BIOTIC SUCCESSION IN THE STRATIGRAPHIC RECORD: IS IT MORE THAN AMMUNITION IN A PERCEIVED CULTURE WAR? (Invited Presentation)


STEARLEY, Ralph, Department of Geology, Calvin College, North Hall, 1740 Knollcrest Circle, SE, Grand Rapids, MI 49546, rstearle@calvin.edu

Many professional scientists and many people with a serious religious commitment believe that some sort of ideological war exists and perhaps must necessarily exist between these two subcultures. Since the late 19th century this “warfare paradigm” has been promoted by some prominent individuals from both extremes. The geologic record, including that of the history of life, often has been a focal point for tragic-comedic pronouncements. The near-absence of instruction in the Earth sciences at the secondary-school level is a notable contributor to public misunderstandings of the fossil record. Thus, paleontologic practitioners who wish to help advance public awareness of the protracted history of life must defuse the warfare paradigm while simultaneously eliminating simple ignorance.

The discovery of biotic succession in the rock record is surely one of the most significant ones in the history of the Earth and life sciences. But unfamiliarity of the general public with fossil occurrences provides opportunity for misinformation. Early 20th-century Flood Geologists mocked biostratigraphic order and claimed that biostratigraphers exhibited circular reasoning. Many (but not all) contemporary Flood Geologists do understand that stratigraphic succession is real. Their approach to succession typically involves: a) a claim that much fossil zonation can be explained by some sort of ecologic zonation prior to a planetary catastrophe, plus b) a claim that a great deal of current biodiversity is the result of ultra-rapid evolution during the past few thousands of years; accompanied by c) a general vagueness regarding the extent to which entire biotas have been replaced in the record. These three tactics are disingenuous.

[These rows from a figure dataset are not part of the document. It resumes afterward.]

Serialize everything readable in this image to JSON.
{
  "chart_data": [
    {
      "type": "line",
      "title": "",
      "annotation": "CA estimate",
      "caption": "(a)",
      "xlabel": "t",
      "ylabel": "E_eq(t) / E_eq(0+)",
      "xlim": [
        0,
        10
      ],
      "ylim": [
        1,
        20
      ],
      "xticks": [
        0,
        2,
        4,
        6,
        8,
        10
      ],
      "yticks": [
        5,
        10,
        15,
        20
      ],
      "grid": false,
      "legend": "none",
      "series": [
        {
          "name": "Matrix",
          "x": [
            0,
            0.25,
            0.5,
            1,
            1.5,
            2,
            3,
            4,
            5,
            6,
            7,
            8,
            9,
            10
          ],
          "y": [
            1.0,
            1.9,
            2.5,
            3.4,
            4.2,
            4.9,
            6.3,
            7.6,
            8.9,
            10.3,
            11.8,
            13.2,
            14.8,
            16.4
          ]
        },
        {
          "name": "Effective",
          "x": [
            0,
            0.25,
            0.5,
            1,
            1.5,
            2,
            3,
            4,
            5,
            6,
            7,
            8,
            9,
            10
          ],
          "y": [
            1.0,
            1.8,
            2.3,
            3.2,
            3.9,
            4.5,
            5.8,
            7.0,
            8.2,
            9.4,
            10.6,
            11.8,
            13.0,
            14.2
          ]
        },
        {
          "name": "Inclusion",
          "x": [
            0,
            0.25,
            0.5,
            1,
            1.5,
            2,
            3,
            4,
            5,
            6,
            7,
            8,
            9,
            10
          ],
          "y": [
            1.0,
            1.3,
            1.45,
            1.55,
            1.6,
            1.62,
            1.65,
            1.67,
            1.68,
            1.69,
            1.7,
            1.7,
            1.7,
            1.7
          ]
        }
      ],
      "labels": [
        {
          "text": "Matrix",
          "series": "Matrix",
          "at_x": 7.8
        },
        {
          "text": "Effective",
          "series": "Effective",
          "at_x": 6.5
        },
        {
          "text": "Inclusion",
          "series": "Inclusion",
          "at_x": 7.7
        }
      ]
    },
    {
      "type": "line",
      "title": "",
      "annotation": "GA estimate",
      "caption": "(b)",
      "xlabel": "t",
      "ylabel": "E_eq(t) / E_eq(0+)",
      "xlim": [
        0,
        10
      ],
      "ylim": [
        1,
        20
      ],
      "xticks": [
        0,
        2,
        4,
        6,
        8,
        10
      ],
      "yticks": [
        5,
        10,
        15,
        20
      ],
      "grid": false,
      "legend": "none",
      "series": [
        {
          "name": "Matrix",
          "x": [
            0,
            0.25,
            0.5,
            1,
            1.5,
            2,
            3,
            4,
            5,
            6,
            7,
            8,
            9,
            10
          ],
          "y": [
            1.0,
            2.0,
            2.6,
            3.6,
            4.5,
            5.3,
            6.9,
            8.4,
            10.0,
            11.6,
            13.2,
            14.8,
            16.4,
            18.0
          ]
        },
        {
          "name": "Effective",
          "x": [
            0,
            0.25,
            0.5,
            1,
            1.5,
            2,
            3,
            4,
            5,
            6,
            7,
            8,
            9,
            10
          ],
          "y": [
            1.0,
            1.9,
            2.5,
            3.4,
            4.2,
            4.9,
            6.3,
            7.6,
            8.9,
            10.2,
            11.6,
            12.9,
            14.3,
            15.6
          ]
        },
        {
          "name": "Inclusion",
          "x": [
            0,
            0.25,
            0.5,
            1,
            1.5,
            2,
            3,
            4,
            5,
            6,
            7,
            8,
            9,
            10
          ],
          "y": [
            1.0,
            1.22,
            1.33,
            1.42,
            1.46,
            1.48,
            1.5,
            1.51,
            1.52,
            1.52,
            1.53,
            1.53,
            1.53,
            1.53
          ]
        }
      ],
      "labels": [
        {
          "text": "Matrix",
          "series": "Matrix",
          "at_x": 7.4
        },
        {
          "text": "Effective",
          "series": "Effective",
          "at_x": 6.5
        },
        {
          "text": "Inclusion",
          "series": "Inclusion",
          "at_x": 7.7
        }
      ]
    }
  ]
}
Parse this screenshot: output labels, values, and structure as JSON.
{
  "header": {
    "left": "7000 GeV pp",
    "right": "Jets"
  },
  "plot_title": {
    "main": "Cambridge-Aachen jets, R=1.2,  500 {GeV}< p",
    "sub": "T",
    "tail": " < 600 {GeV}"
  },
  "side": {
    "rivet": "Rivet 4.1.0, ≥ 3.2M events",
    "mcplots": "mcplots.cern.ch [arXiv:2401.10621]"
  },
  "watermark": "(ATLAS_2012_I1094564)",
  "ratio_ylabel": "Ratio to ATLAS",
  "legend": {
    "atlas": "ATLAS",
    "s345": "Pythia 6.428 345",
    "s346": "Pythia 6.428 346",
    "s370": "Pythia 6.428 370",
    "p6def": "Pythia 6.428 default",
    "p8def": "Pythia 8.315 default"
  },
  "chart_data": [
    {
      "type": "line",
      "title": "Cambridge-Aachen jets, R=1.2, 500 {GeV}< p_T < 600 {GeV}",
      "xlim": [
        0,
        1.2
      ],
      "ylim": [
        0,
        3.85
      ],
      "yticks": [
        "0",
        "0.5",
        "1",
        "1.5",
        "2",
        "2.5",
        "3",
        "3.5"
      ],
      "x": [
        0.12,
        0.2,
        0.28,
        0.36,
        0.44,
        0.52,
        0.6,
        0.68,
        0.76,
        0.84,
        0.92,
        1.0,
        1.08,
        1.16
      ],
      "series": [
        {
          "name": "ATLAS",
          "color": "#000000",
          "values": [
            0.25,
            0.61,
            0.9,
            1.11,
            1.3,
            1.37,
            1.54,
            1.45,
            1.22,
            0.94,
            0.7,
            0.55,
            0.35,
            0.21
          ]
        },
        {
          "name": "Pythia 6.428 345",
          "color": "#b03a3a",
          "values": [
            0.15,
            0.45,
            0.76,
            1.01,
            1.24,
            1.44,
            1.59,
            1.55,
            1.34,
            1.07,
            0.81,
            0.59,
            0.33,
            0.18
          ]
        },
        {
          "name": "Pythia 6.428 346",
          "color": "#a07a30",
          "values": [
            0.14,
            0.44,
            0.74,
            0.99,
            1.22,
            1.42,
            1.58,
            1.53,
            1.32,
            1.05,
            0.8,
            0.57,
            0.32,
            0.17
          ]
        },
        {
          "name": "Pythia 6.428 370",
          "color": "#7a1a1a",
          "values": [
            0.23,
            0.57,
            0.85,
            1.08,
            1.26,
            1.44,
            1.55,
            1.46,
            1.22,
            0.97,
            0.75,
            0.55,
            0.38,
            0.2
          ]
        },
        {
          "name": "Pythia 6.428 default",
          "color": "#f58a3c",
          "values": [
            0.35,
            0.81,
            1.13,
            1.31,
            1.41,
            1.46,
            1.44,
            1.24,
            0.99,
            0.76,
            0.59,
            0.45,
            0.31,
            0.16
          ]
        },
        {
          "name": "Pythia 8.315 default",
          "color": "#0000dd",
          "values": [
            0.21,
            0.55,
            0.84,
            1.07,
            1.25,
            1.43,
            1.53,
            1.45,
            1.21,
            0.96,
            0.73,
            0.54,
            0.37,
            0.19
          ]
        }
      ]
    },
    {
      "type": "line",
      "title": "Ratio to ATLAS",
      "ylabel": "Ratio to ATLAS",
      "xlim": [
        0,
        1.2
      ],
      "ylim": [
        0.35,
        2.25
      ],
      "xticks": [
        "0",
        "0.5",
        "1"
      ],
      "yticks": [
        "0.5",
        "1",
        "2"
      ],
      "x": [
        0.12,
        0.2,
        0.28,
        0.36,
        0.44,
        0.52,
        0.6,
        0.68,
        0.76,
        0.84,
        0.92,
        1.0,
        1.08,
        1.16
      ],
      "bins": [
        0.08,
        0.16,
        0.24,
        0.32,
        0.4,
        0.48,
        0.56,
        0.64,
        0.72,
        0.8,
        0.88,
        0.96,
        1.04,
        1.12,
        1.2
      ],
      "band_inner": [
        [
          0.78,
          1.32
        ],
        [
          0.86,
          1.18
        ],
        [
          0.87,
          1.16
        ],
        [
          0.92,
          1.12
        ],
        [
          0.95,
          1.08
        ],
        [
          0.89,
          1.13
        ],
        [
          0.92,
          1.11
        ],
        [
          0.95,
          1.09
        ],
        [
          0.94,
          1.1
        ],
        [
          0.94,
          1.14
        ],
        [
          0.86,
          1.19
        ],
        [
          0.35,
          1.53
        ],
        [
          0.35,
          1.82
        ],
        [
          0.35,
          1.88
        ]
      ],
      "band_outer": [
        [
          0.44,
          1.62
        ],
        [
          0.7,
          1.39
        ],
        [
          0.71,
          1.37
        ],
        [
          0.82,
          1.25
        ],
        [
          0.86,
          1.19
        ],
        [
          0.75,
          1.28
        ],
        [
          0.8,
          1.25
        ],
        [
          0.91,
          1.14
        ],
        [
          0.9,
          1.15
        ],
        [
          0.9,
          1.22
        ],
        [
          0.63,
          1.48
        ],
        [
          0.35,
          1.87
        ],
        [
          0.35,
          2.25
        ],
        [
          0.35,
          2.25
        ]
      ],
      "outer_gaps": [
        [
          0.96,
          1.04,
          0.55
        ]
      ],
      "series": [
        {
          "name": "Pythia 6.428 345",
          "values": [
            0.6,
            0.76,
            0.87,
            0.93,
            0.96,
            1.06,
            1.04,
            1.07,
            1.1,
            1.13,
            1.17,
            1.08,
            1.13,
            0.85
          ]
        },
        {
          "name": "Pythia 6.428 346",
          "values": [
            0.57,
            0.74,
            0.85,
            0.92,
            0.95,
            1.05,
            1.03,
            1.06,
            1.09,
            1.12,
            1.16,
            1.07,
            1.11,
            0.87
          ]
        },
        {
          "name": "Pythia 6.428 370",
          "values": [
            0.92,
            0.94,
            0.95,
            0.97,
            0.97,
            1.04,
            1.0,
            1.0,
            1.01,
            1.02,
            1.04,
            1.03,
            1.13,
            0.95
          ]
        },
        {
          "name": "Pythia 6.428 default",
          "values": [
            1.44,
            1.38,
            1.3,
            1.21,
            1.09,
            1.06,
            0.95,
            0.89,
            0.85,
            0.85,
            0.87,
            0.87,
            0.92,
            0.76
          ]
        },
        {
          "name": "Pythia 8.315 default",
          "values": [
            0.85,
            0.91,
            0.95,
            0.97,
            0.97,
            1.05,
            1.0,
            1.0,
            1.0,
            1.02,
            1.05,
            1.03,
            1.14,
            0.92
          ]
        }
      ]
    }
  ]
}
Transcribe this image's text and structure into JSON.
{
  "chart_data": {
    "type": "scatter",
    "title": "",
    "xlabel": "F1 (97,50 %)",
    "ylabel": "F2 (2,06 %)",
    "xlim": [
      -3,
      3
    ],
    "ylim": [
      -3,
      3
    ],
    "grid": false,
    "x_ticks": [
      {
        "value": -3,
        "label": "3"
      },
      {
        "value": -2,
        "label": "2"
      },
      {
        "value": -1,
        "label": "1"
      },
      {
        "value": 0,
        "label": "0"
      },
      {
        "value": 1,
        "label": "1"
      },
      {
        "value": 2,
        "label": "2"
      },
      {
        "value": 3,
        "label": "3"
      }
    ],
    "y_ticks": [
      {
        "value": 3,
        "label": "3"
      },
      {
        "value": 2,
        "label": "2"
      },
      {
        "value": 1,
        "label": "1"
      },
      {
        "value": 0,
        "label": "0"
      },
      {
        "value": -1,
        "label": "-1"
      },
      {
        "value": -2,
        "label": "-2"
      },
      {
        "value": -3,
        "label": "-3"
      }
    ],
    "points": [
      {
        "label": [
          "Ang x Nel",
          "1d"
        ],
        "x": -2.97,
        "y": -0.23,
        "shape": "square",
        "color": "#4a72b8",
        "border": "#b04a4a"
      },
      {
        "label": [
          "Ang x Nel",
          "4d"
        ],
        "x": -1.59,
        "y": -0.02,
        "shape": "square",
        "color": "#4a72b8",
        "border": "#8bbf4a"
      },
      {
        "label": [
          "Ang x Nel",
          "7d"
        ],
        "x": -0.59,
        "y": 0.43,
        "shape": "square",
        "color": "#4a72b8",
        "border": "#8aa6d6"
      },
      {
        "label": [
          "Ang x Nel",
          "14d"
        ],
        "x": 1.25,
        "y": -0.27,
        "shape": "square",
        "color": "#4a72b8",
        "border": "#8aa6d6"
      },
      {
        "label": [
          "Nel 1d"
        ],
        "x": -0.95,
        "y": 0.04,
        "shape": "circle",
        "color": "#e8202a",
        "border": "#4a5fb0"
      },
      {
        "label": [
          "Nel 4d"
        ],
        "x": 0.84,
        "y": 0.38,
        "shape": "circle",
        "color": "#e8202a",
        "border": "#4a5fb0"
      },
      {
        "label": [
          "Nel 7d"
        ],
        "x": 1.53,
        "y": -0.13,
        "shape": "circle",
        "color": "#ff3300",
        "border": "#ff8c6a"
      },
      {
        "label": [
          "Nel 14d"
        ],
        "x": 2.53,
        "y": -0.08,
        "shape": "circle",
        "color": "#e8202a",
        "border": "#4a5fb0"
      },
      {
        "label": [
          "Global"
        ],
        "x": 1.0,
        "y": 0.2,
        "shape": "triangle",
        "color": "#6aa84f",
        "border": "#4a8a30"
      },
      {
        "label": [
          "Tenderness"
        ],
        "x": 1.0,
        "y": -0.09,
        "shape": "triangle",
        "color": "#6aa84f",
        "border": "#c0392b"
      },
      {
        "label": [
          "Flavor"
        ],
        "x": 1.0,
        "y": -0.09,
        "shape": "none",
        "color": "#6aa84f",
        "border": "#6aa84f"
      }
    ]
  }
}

The “conflict thesis” for science-faith relationships continues to be promulgated by some, but historians of science have demonstrated that this metaphor is a distortion of what was historically a spectrum of approaches. The scientific enterprise prospered in cultures undergirded by Christianity and many of the founders of biostratigraphy were practicing Christians. Their labors demonstrated a structure to biotic succession, a structure incompatible with a single global catastrophic flood. This conjunction of strong faith commitment with observational honesty needs to be fostered.